Directly above the mound that surrounded the stone burial chamber, another burial mound was piled up in the Iron Age and bordered with a stone wreath.

literature

  • Jan Albert Bakker : The Dutch Hunebedden. Megalithic Tombs of the Funnel Beaker Culture . International Monographs in Prehistory, Ann Arbor 1992, ISBN 1-87962-102-9 , pp. 76-77.
  • Hans-Jürgen Beier : The megalithic, submegalithic and pseudomegalithic buildings as well as the menhirs between the Baltic Sea and the Thuringian Forest. Contributions to the prehistory and early history of Central Europe 1. Wilkau-Haßlau 1991, p. 41.
  • Hans Jürgen Eggers : Pomeranian finds and excavations from the 30s and 40s. Table volume (= Atlas of Prehistory. Supplement 10). Hamburg Museum of Ethnology and Prehistory, Hamburg 1964.
  • Hans Jürgen Eggers: Pomeranian finds and excavations from the 30s and 40s. Text volume (= Atlas of Prehistory. Supplement 11). Hamburg Museum of Ethnology and Prehistory, Hamburg 1969.
  • Karl Kersten : The finds from the older Bronze Age in Pomerania (= Atlas of Prehistory.
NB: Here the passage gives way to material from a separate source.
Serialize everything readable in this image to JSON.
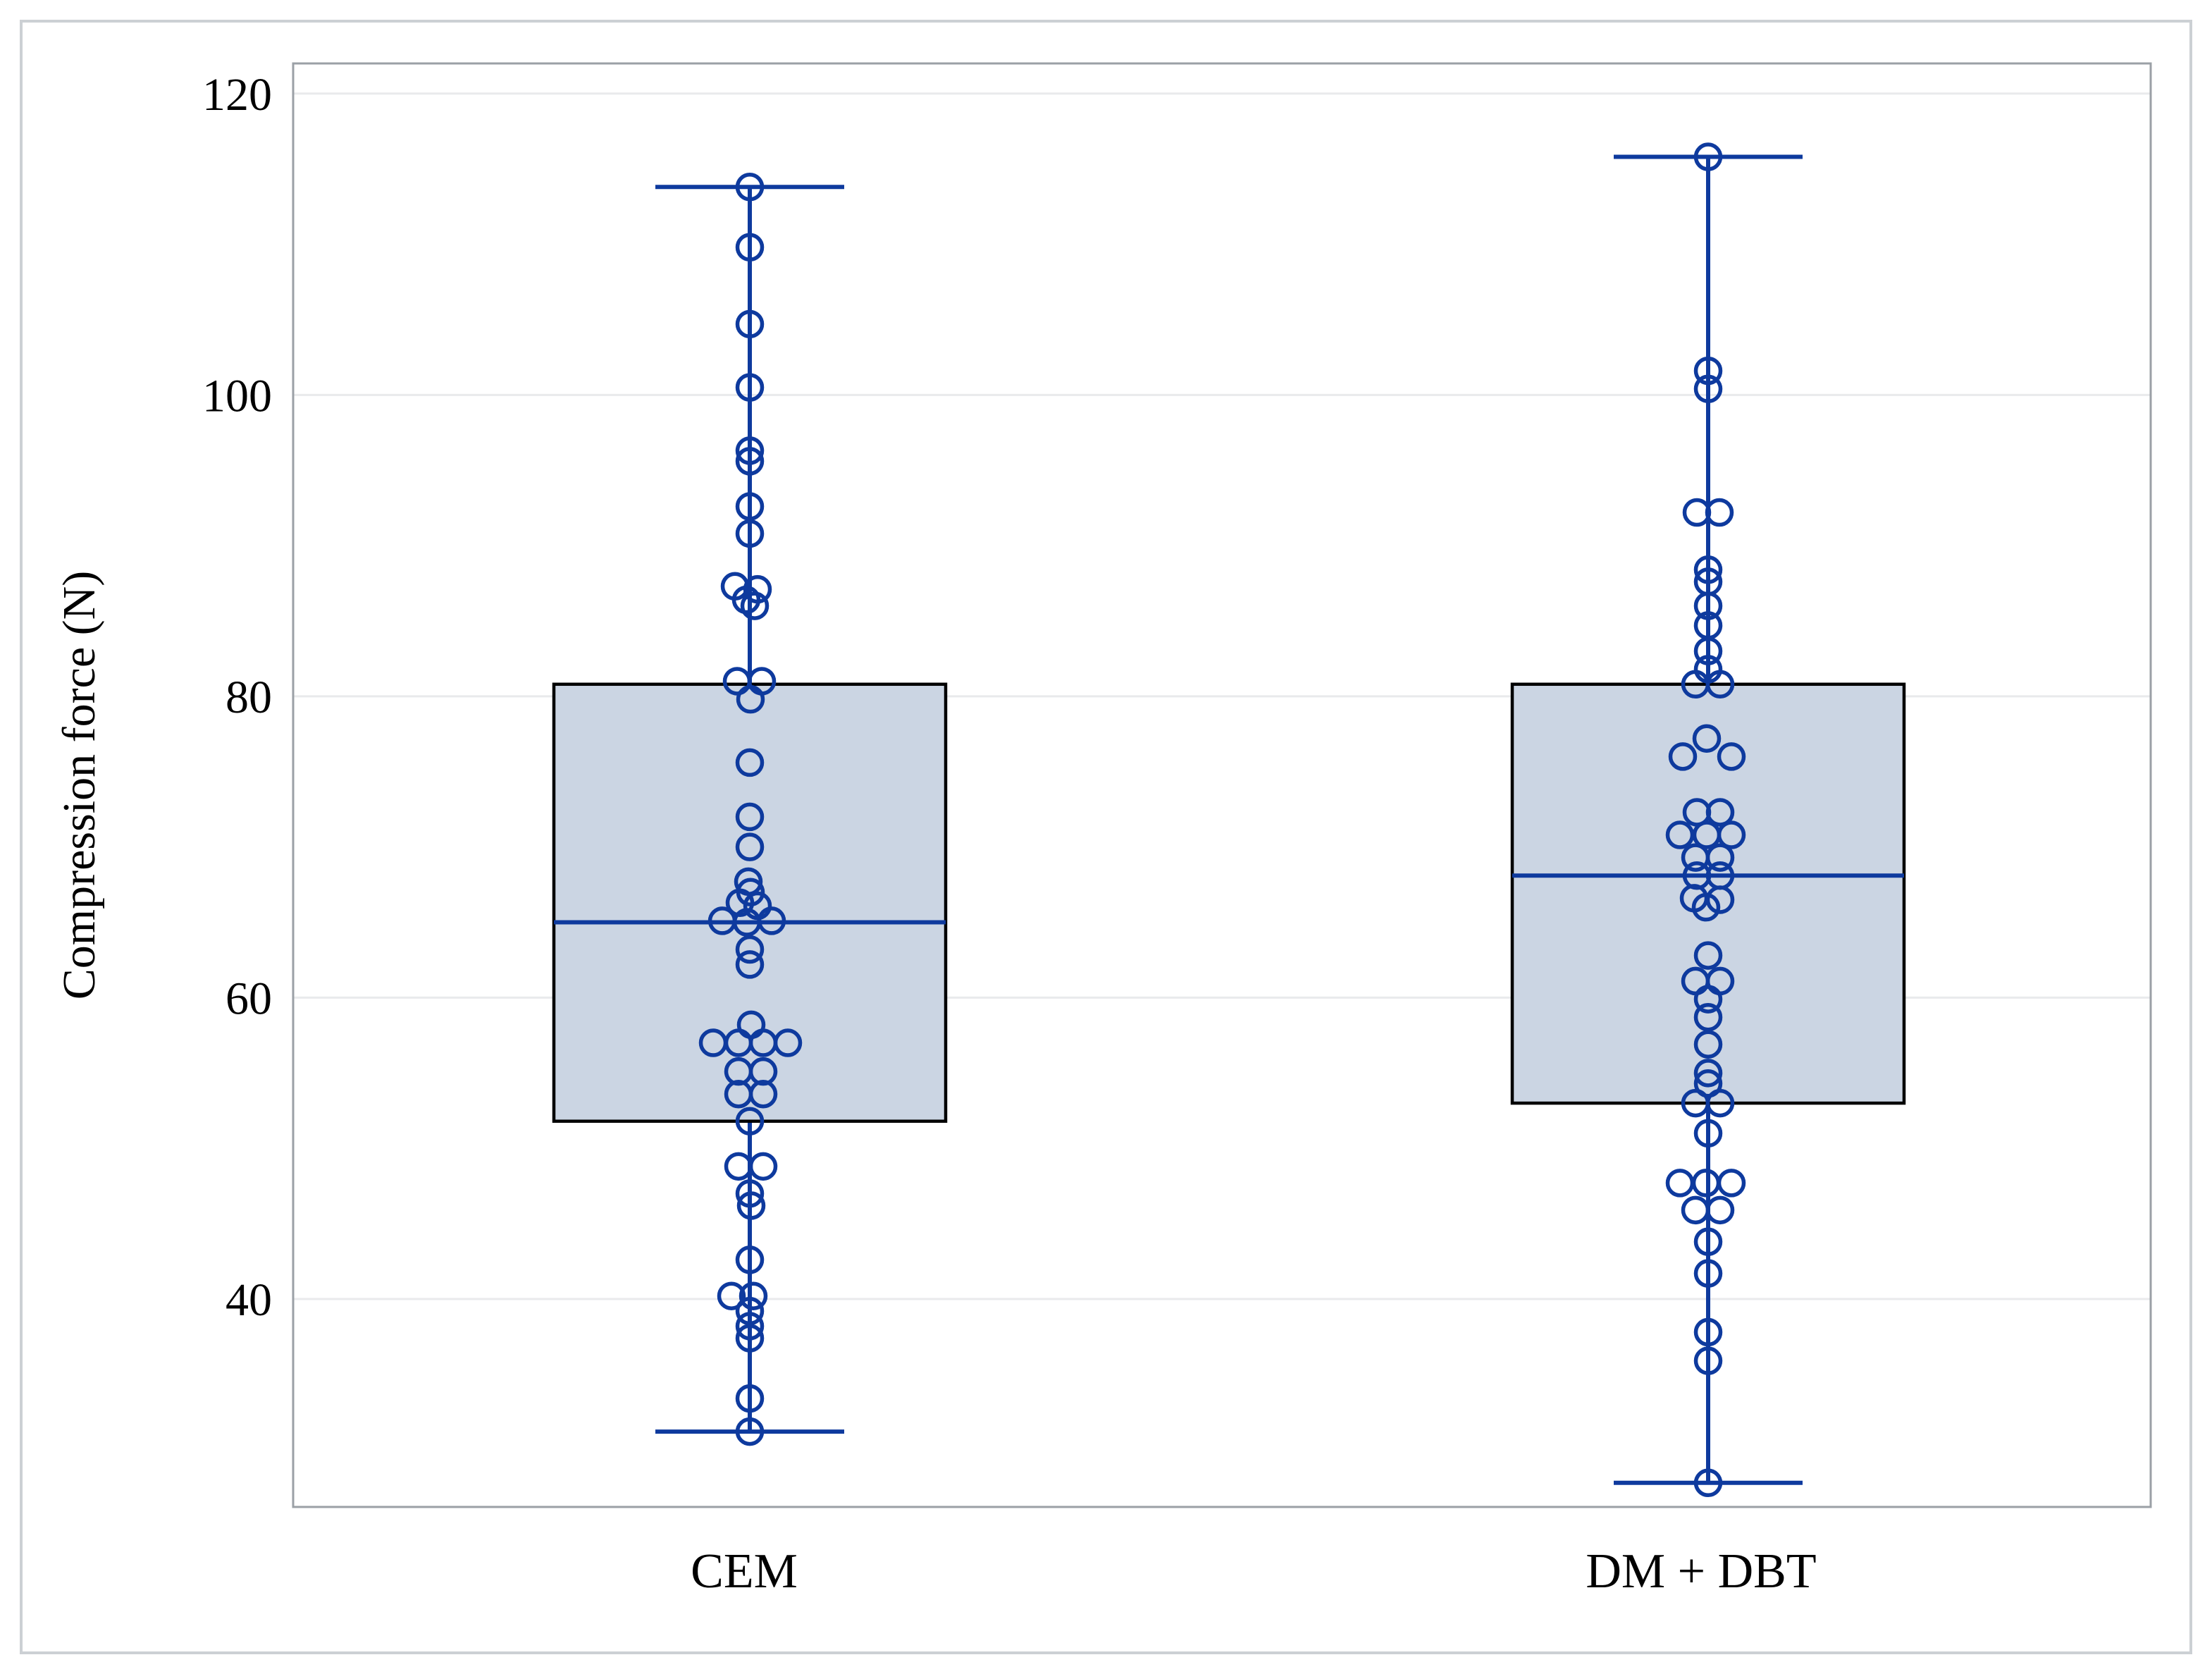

Supplement 7). Hamburg Museum of Ethnology and Prehistory, Hamburg 1958, p. 54.
  • Eberhard Kirsch : Finds from the Middle Neolithic in the state of Brandenburg. Brandenburg State Museum for Prehistory and Early History, Potsdam 1993, pp. 64–67.
  • Ingeburg Nilius : Two Neolithic stone boxes from the Neubrandenburg district. in: Ground monument maintenance in Mecklenburg. Yearbook 1978. 1979, pp. 20-21.
  • Kazimierz Siuchniński : Kurhan 60 z cmentarzyska w Wartin, pow. Angermünde (NRD). In: Materiały zachodniopomorskie. Rocznik naukowy Muzeum Narodowego w Szczecinie. Volume 2, 1956, pp. 7-40.
  • Kazimierz Siuchniński: Klasyfikacja czasowo-przestrzenna culture neolitycznych na Pomorzu Zachodnim. 1: Catalog źródeł archeologicznych. Muzeum Pomorza Zachodniego, Szczeciń 1969.
  • Ernst Sprockhoff : Atlas of the megalithic tombs of Germany. Part 2: Mecklenburg - Brandenburg - Pomerania. Rudolf-Habelt Verlag, Bonn 1967, pp. 91-92.